V. Conclusion and Recommendation
For the foregoing reasons, the undersigned recommends that the court DENY Plaintiffs Motion for Summary Judgment, (ECF No. 6), and AFFIRM the final decision of the Commissioner.
VI. Review Procedure
By copy of this report and recommendation, the parties are notified that pursuant to 28 U.S.C. § 636(b)(1)(C):
1. Any party may serve upon the other party and file with the Clerk written objections to the foregoing findings and recommendations within fourteen (14) days from the date this report is forwarded to the objecting party by Notice of Electronic Filing or mail, see 28 U.S.C. § 636(b)(1), computed pursuant to Rule 6(a) of the Federal Rules of Civil Procedure. Rule 6(d) of the Federal Rules of Civil Procedure permits an extra three (3) days, if service occurs by mail. A party may respond to any other party's objections within fourteen (14) days after being served with a copy thereof. See Fed.R.Civ.P. 72(b)(2) (also computed pursuant to Rule 6(a) and (d) of the Federal Rules of Civil Procedure).

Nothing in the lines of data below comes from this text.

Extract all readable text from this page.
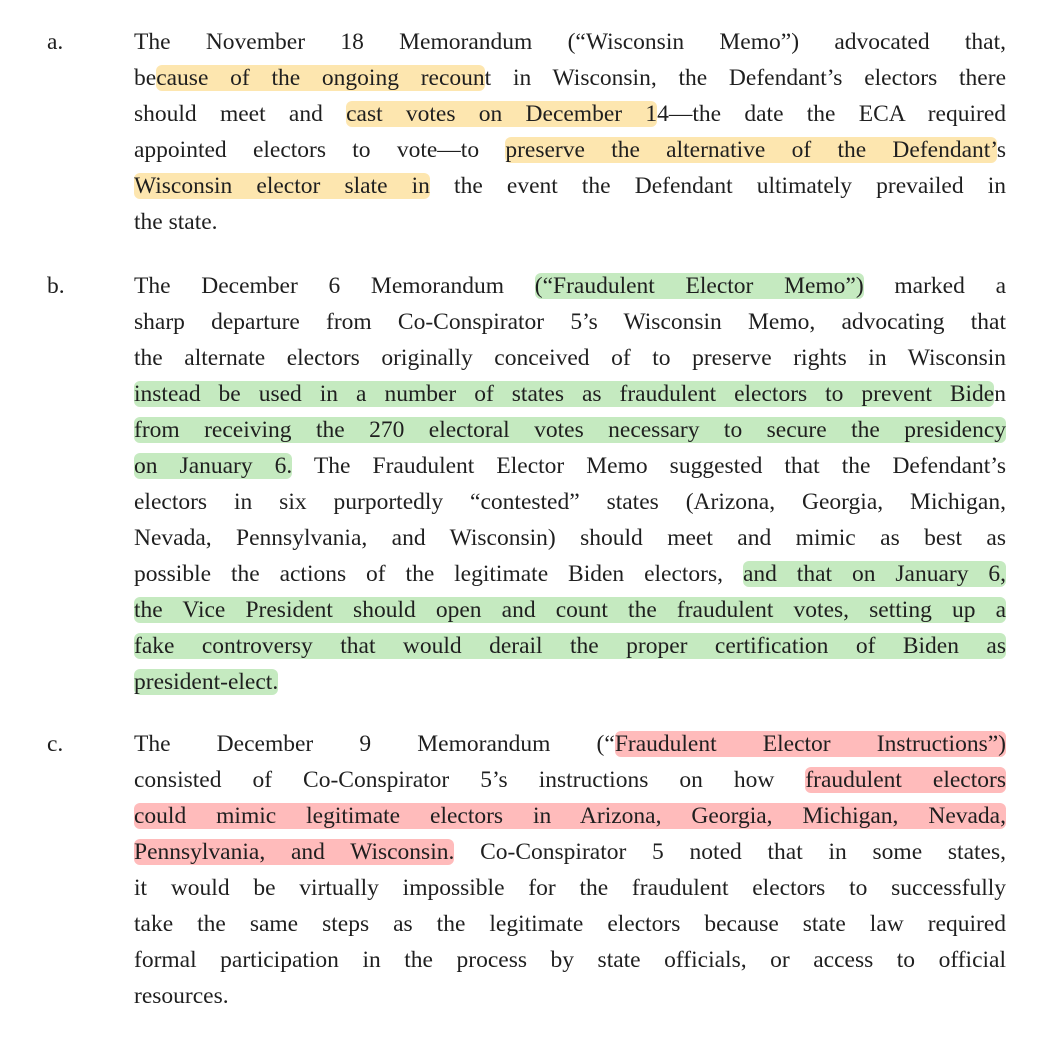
a.	The November 18 Memorandum (“Wisconsin Memo”) advocated that,
because of the ongoing recount in Wisconsin, the Defendant’s electors there
should meet and cast votes on December 14—the date the ECA required
appointed electors to vote—to preserve the alternative of the Defendant’s
Wisconsin elector slate in the event the Defendant ultimately prevailed in
the state.
b.	The December 6 Memorandum (“Fraudulent Elector Memo”) marked a
sharp departure from Co-Conspirator 5’s Wisconsin Memo, advocating that
the alternate electors originally conceived of to preserve rights in Wisconsin
instead be used in a number of states as fraudulent electors to prevent Biden
from receiving the 270 electoral votes necessary to secure the presidency
on January 6. The Fraudulent Elector Memo suggested that the Defendant’s
electors in six purportedly “contested” states (Arizona, Georgia, Michigan,
Nevada, Pennsylvania, and Wisconsin) should meet and mimic as best as
possible the actions of the legitimate Biden electors, and that on January 6,
the Vice President should open and count the fraudulent votes, setting up a
fake controversy that would derail the proper certification of Biden as
president-elect.
c.	The December 9 Memorandum (“Fraudulent Elector Instructions”)
consisted of Co-Conspirator 5’s instructions on how fraudulent electors
could mimic legitimate electors in Arizona, Georgia, Michigan, Nevada,
Pennsylvania, and Wisconsin. Co-Conspirator 5 noted that in some states,
it would be virtually impossible for the fraudulent electors to successfully
take the same steps as the legitimate electors because state law required
formal participation in the process by state officials, or access to official
resources.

2. A district judge shall make a de novo determination of those portions of this report or specified findings or recommendations to which objection is made.
The parties are further notified that failure to file timely objections to the findings and recommendations set forth above will result in a waiver of appeal from a judgment of this Court based on such findings and recommendations. Thomas v, Arn. 474 U.S. 140 (1985); Can v. Hutto, 737 F.2d 433 (4th Cir. 1984); United States v. Schronce. 727 F.2d 91 (4th Cir. 1984).